There is a nice old concept for fractal compression of pictures: trying to find self-similarities and utilize them, for example encoding the mappings and differences:
https://en.wikipedia.org/wiki/Fractal_compression
It didn’t seem to be successful, however maybe analogous approach could be reasonable for text or binary file compression?
Specifically,
while standard LZ schemes require perfect match for a sequence, there should be much more sequences with a nearly perfect match – it might be beneficial to
extend LZ scheme to allow also for imperfect match and then encode the differences: for example byte sequence to XOR with, with dominating zeros – such difference could be cheaply stored using entropy coder.
The problem is that
finding similar sequences (by encoder) seems very costly.

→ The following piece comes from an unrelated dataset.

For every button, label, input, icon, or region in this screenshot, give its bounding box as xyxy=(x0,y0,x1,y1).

This is a very common task in DNA alignment and a few days ago I have realized that such search can be done in a relatively cheap way:
http://arxiv.org/pdf/1602.05889
Specifically, rate distortion theory allows to find
Distortion-Resistant Hashing (DRH):
hash values which are not changed while small distortion of object (like sequence).
So searching for similar sequences can be reduced to having the same DRH value, and such collisions are relatively cheap to find.
Does LZ scheme which (additionally!) allows partial match and then coding of differences seem reasonable? Have you met with such approaches?
What other applications of distortion-resistant hashing can you think of?